Ayant estimé qu’il n’existe pas de possibilité sérieuse que les demandeurs soient persécutés aux endroits constituant une possibilité de refuge intérieur, la question à trancher consiste alors à déterminer s’il est déraisonnable qu’ils cherchent refuge là-bas. Après examen des conditions de ces endroits et de toutes les circonstances des présentes demandes d’asile, y compris les circonstances particulières des présents demandeurs, j’estime que ces derniers ne subiraient pas de préjudices indus s’ils s’installaient à Barcelone ou à Cumana.

 

[12]           Il incombait aux demandeurs d’établir que ces possibilités de refuge intérieur les exposaient à des risques graves, mais rien n’a été clairement démontré (Thirunavukkarasu c. Canada (Ministre de la Citoyenneté et de l’Immigration), [1994] 1 C.F. 589 (CA)). La décision ne peut être annulée pour ce motif.

 

3.  Resserrement déraisonnable de la norme à l’égard du fardeau de la preuve

[13]           L’avocat des demandeurs a allégué que la Commission avait établi un profil relatif à la situation d’emploi et à l’engagement politique et qu’un demandeur devait correspondre à ce profil avant qu’il soit possible de conclure qu’il craignait avec raison d’être persécuté, au titre des articles 96 et 97 de la Loi sur l’immigration et la protection des réfugiés, L.C. 2001, ch. 27 (LIPR), de sorte qu’il puisse être considéré comme un réfugié au sens de la Convention. Au dire de l’avocat, cela a pour effet de resserrer les exigences à l’égard du fardeau de la preuve du demandeur.

 

[14]           Dans Adjei c. Canada (Ministre de l’Emploi et l’Immigration), [1989] 2 C.F. 680, la Cour d’appel fédérale a dit ce qui suit aux paragraphes 4 à 8 concernant le critère objectif :

4     […] Cependant, la question soulevée auprès de cette Cour portait plutôt sur le bien‑fondé de la crainte subjective, l’élément dit objectif, qui veut que la crainte du réfugié soit appréciée objectivement pour déterminer si elle s’appuie sur des motifs valables.

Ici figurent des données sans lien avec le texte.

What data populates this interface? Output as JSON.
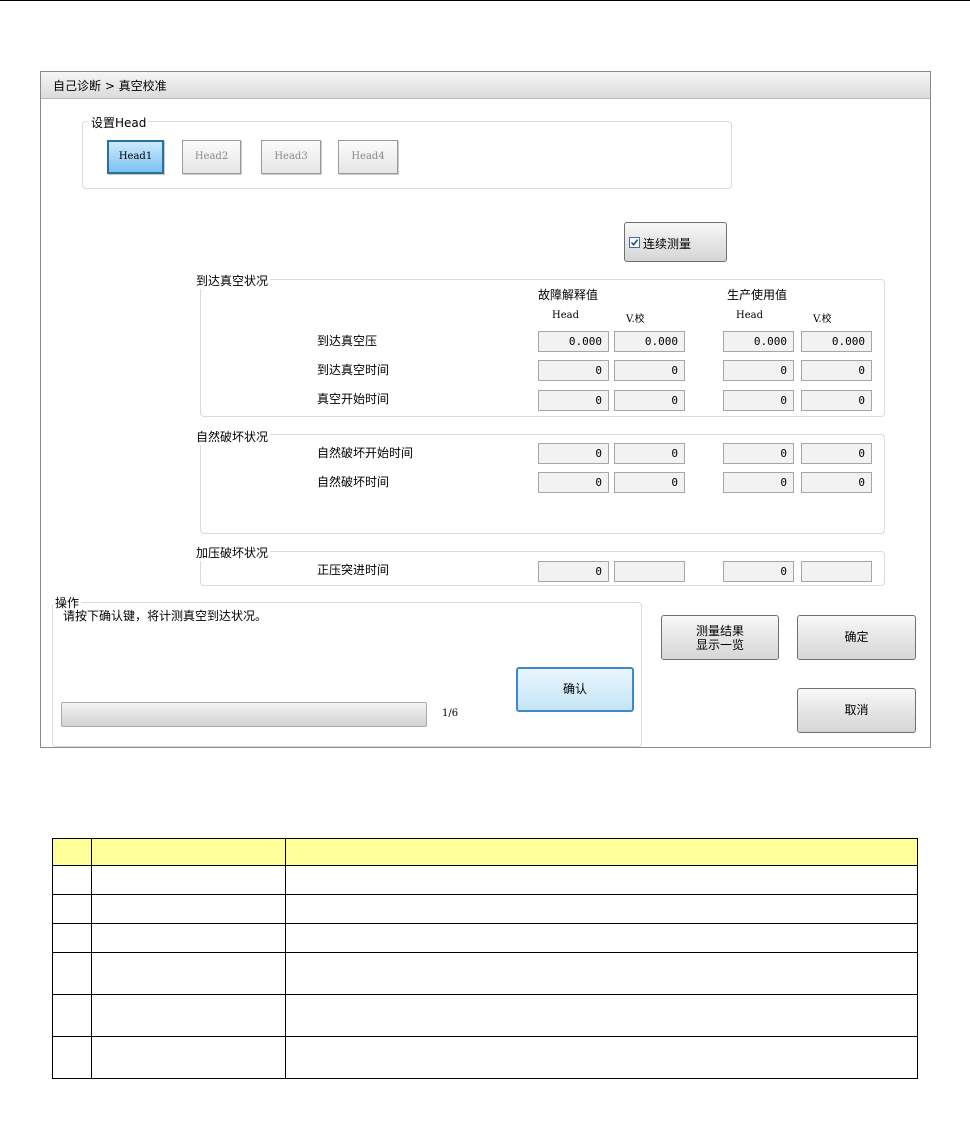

5      Il n’est pas contesté que le critère objectif ne va pas jusqu’à exiger qu’il y ait probabilité de persécution. En d’autres termes, bien que le requérant soit tenu d’établir ses prétentions selon la prépondérance des probabilités, il n’a tout de même pas à prouver qu’il serait plus probable qu’il soit persécuté que le contraire. En effet, dans l’arrêt Arduengo c. Ministre de l’Emploi et de l’Immigration (1981), 40 N.R. 436 (C.A.F.), à la page 437, le juge Heald, de la Section d’appel, a dit ce qui suit :

 

      Par conséquent, j’estime que la Commission a commis une erreur en exigeant que le requérant et son épouse démontrent [page 683] qu’ils seraient persécutés alors que la définition légale précitée exige seulement qu’ils établissent qu’ils « craignent avec raison d’être persécutés ». Le critère imposé par la Commission est plus rigoureux que celui qu’impose la loi.

 

6      Les parties ont convenu que l’on peut correctement décrire le critère applicable en parlant de [traduction] « possibilité raisonnable » : existe‑t‑il une possibilité raisonnable que le requérant soit persécuté s’il retournait dans son pays d’origine?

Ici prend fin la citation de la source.